A qué estado de locura había llegado el círculo íntimo de Hitler que en abril de 1945, con los rusos en la puerta de casa y la guerra perdida, todos andaban preocupadísimos por los cachorros que había engendrado Blondi con otra perra aria llamada Harras, la mascota de una secretaria del Führer. Eran cinco, los perritos. Hitler bautizó al primero como Wolf, y comenzó a entrenarlo. Eva, mientras tanto, escribía a su hermana Gretl y le enviaba fotos de Blondi y los cachorros. Uno será tuyo, decía.

Días después, el cuñado de Eva Braun había sido asesinado por orden de Hitler.
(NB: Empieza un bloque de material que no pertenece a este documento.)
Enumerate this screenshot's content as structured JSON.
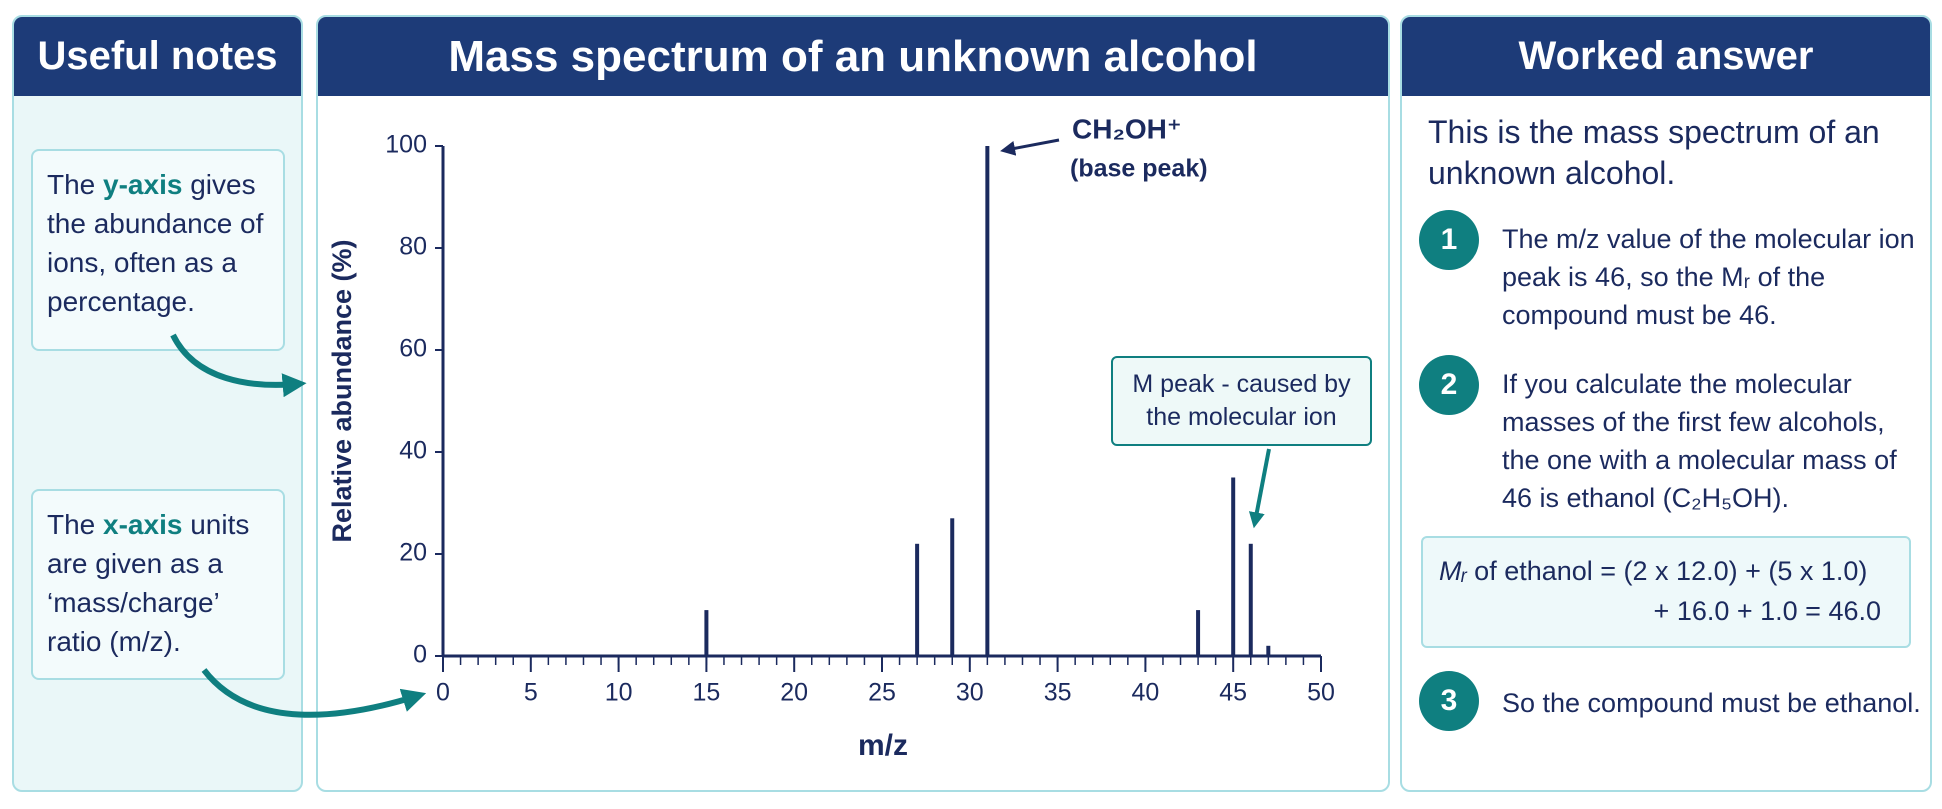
{
  "notes_panel": {
    "title": "Useful notes",
    "notes": [
      {
        "parts": [
          "The ",
          "y-axis",
          " gives the abundance of ions, often as a percentage."
        ]
      },
      {
        "parts": [
          "The ",
          "x-axis",
          " units are given as a ‘mass/charge’ ratio (m/z)."
        ]
      }
    ]
  },
  "chart_data": {
    "type": "bar",
    "title": "Mass spectrum of an unknown alcohol",
    "x": [
      15,
      27,
      29,
      31,
      43,
      45,
      46,
      47
    ],
    "values": [
      9,
      22,
      27,
      100,
      9,
      35,
      22,
      2
    ],
    "color": "#1b2a5e",
    "xlim": [
      0,
      50
    ],
    "ylim": [
      0,
      100
    ],
    "xticks": [
      0,
      5,
      10,
      15,
      20,
      25,
      30,
      35,
      40,
      45,
      50
    ],
    "xminorticks": [
      0,
      1,
      2,
      3,
      4,
      5,
      6,
      7,
      8,
      9,
      10,
      11,
      12,
      13,
      14,
      15,
      16,
      17,
      18,
      19,
      20,
      21,
      22,
      23,
      24,
      25,
      26,
      27,
      28,
      29,
      30,
      31,
      32,
      33,
      34,
      35,
      36,
      37,
      38,
      39,
      40,
      41,
      42,
      43,
      44,
      45,
      46,
      47,
      48,
      49,
      50
    ],
    "yticks": [
      0,
      20,
      40,
      60,
      80,
      100
    ],
    "xlabel": "m/z",
    "ylabel": "Relative abundance (%)",
    "base_peak_label": [
      "CH₂OH⁺",
      "(base peak)"
    ],
    "molecular_ion_label": "M peak - caused by the molecular ion"
  },
  "answer_panel": {
    "title": "Worked answer",
    "intro": "This is the mass spectrum of an unknown alcohol.",
    "steps": [
      {
        "number": "1",
        "text": "The m/z value of the molecular ion peak is 46, so the Mᵣ of the compound must be 46."
      },
      {
        "number": "2",
        "text": "If you calculate the molecular masses of the first few alcohols, the one with a molecular mass of 46 is ethanol (C₂H₅OH)."
      },
      {
        "number": "3",
        "text": "So the compound must be ethanol."
      }
    ],
    "equation": {
      "symbol": "Mᵣ",
      "line1": "of ethanol = (2 x 12.0) + (5 x 1.0)",
      "line2": "+ 16.0 + 1.0 = 46.0"
    }
  }
}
Antes de suicidarse el 30 de abril, Hitler pidió a su doctor que probara con Blondi las pastillas que le habían recetado para matarse. Creía que el doctor quería engañarle, pero también quería que Blondi no cayera en manos del enemigo. Blondi murió envenenado y Hitler, que seguía sin fiarse de las pastillas, se pegó un tiro. Sus cachorros también fueron sacrificados a balazos por el sargento Fritz Tornow, el cuidador de los perros de Hitler, que también se cargó a los dos terrier de Eva Braun y finalmente, a su propio sabueso, al que no mató a balazos, sino inyectándole veneno.

Cuentan que la muerte de Blondi produjo más lágrimas que la muerte de Eva Braun o la del mismísimo Hitler. También se sabe que tan pronto llegaron los rusos, desenterraron el cadáver de Blondi, lo examinaron y fotografiaron. El expediente de Blondi todavía permanece secreto.